Mr and Mrs Smith could set up a SSAS and transfer in the existing benefits to the SSAS bank account. Subject to meeting the five lending criteria previously covered, the scheme can then lend the employer the money to purchase the plant and machinery in full. Capital and interest payments made by the employer back to the scheme for the life of the loan are treated as investment income. This creates liquidity for other investments, should the scheme trustees wish to diversify, and helps to build up the fund should they want to make further loans in the future.
Mr and Mrs Smith should also be aware that their retirement fund and the performance of the company are now inextricably linked. A failure by the company to meet its obligations will impact on their retirement funds directly and also on the company because the pension fund will hold a first charge against an asset.
How it works:
A SSAS can only make loans to employers that sponsor or participate in the SSAS. For the loan to be advanced the employer must have an asset that it can offer up to the scheme for a first charge as security. The value of that asset must be equal to the value of the loan plus the interest over the full term of the loan and legal input is required to create the binding charge.
Security is often the killer point so we should look at that in a bit more detail. Assets used for security are typically commercial property and land. SSAS providers often prefer these assets because the involvement of a solicitor in the sale process should ensure that it doesn’t happen without the consent of the SSAS and its administrators / trustees. Also, should the loan default, these assets are unlikely to give rise to tax charges, should the security be called upon and the assets move into the SSAS.

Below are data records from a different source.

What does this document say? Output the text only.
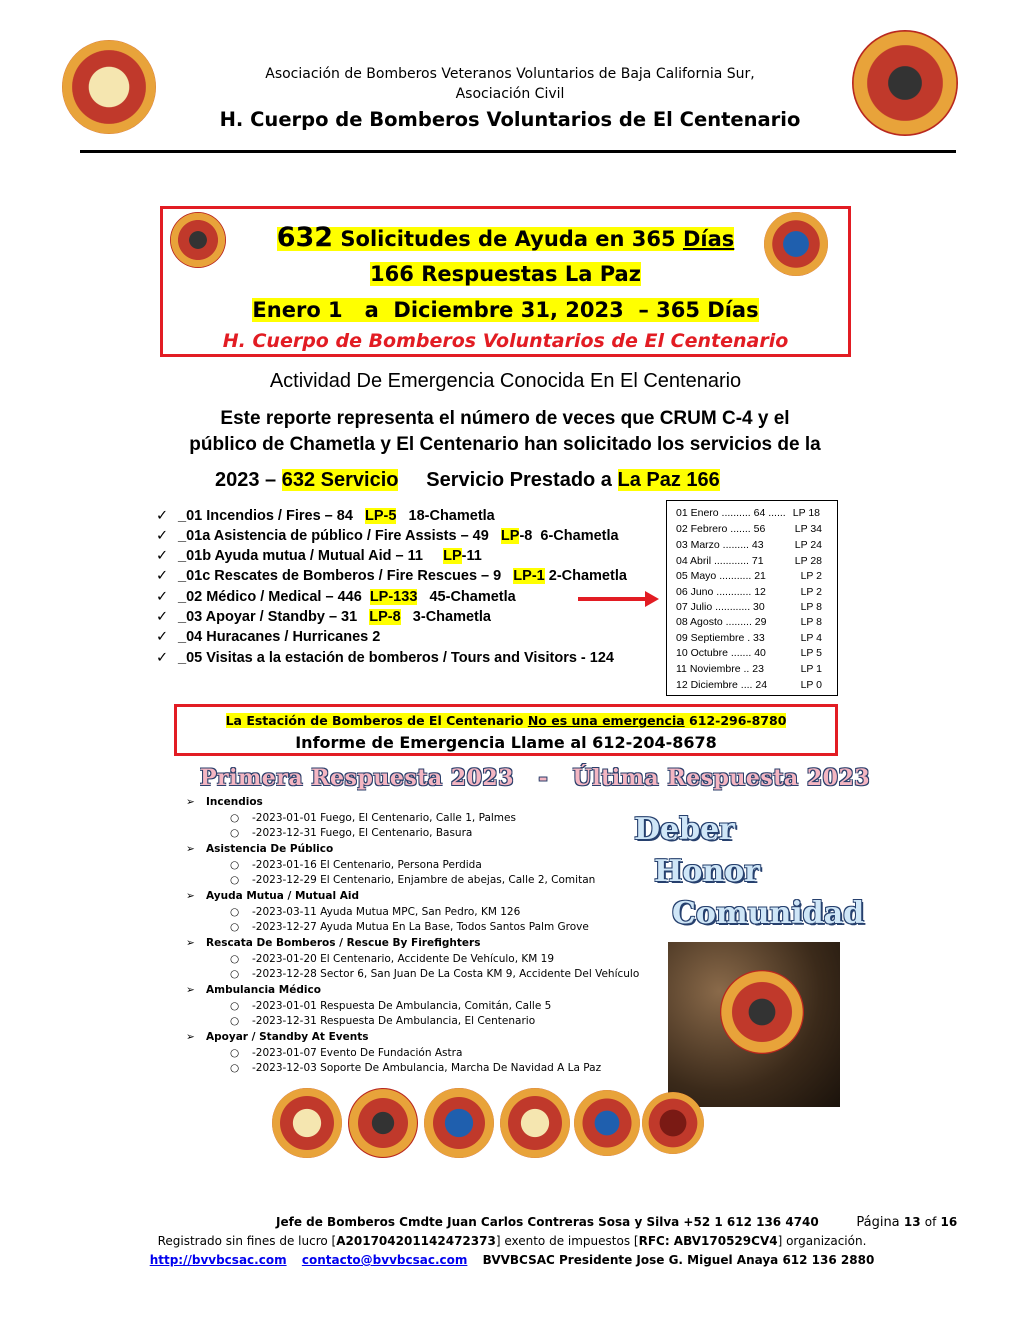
Asociación de Bomberos Veteranos Voluntarios de Baja California Sur,
Asociación Civil
H. Cuerpo de Bomberos Voluntarios de El Centenario
632 Solicitudes de Ayuda en 365 Días
166 Respuestas La Paz
Enero 1   a  Diciembre 31, 2023  – 365 Días
H. Cuerpo de Bomberos Voluntarios de El Centenario
Actividad De Emergencia Conocida En El Centenario
Este reporte representa el número de veces que CRUM C-4 y el
público de Chametla y El Centenario han solicitado los servicios de la
2023 – 632 Servicio Servicio Prestado a La Paz 166
✓ _01 Incendios / Fires – 84 LP-5 18-Chametla
✓ _01a Asistencia de público / Fire Assists – 49 LP-8  6-Chametla
✓ _01b Ayuda mutua / Mutual Aid – 11 LP-11
✓ _01c Rescates de Bomberos / Fire Rescues – 9 LP-1 2-Chametla
✓ _02 Médico / Medical – 446 LP-133 45-Chametla
✓ _03 Apoyar / Standby – 31 LP-8 3-Chametla
✓ _04 Huracanes / Hurricanes 2
✓ _05 Visitas a la estación de bomberos / Tours and Visitors - 124
01 Enero .......... 64 ...... LP 18
02 Febrero ....... 56	LP 34
03 Marzo ......... 43	LP 24
04 Abril ............ 71	LP 28
05 Mayo ........... 21	LP 2
06 Juno ............ 12	LP 2
07 Julio ............ 30	LP 8
08 Agosto ......... 29	LP 8
09 Septiembre . 33	LP 4
10 Octubre ....... 40	LP 5
11 Noviembre .. 23	LP 1
12 Diciembre .... 24	LP 0
La Estación de Bomberos de El Centenario No es una emergencia 612-296-8780
Informe de Emergencia Llame al 612-204-8678
Primera Respuesta 2023   -   Última Respuesta 2023
➢ Incendios
○ -2023-01-01 Fuego, El Centenario, Calle 1, Palmes
○ -2023-12-31 Fuego, El Centenario, Basura
➢ Asistencia De Público
○ -2023-01-16 El Centenario, Persona Perdida
○ -2023-12-29 El Centenario, Enjambre de abejas, Calle 2, Comitan
➢ Ayuda Mutua / Mutual Aid
○ -2023-03-11 Ayuda Mutua MPC, San Pedro, KM 126
○ -2023-12-27 Ayuda Mutua En La Base, Todos Santos Palm Grove
➢ Rescata De Bomberos / Rescue By Firefighters
○ -2023-01-20 El Centenario, Accidente De Vehículo, KM 19
○ -2023-12-28 Sector 6, San Juan De La Costa KM 9, Accidente Del Vehículo
➢ Ambulancia Médico
○ -2023-01-01 Respuesta De Ambulancia, Comitán, Calle 5
○ -2023-12-31 Respuesta De Ambulancia, El Centenario
➢ Apoyar / Standby At Events
○ -2023-01-07 Evento De Fundación Astra
○ -2023-12-03 Soporte De Ambulancia, Marcha De Navidad A La Paz
Deber
Honor
Comunidad
Jefe de Bomberos Cmdte Juan Carlos Contreras Sosa y Silva +52 1 612 136 4740	Página 13 of 16
Registrado sin fines de lucro [A201704201142472373] exento de impuestos [RFC: ABV170529CV4] organización.
http://bvvbcsac.com contacto@bvvbcsac.com BVVBCSAC Presidente Jose G. Miguel Anaya 612 136 2880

To offer the employer’s premises as security must therefore mean that it is unencumbered, a situation that not many companies will be in. It also means that once security is taken by the scheme then it is not available as a first charge for any other borrowings.
It is worth noting that HM Revenue & Customs (HMRC) do not rule out any type of asset as security. However, there are clear warnings that should a SSAS acquire the asset via calling in the security then certain types of assets, for example residential property or taxable moveable property, can create significant tax charges for the scheme.
It is therefore crucial that the loan and its security are structured in such a way that in the event of default, a sale of the asset is forced and only the cash proceeds come into the scheme to cover the outstanding loan.
One last bonus, perhaps the icing on the cake, is that if a SSAS loan reaches the end of its term and is still outstanding then the loan may be extended. This is called a “rollover”. What’s more, provided that there is no increase to the amount of the loan, the rollover will not be treated as a new loan and therefore any existing security may continue, even if the security is less than the face value of the loan.
Documented and serviced correctly it is a fantastic source of funds at an interest rate the borrower is extremely unlikely to obtain elsewhere. The SSAS benefits from having a known and motivated borrower, with the safety net of security should the borrower run into difficulties. This symbiotic relationship often means that the SSAS loanback is an investment that once first made is often then made time and time again.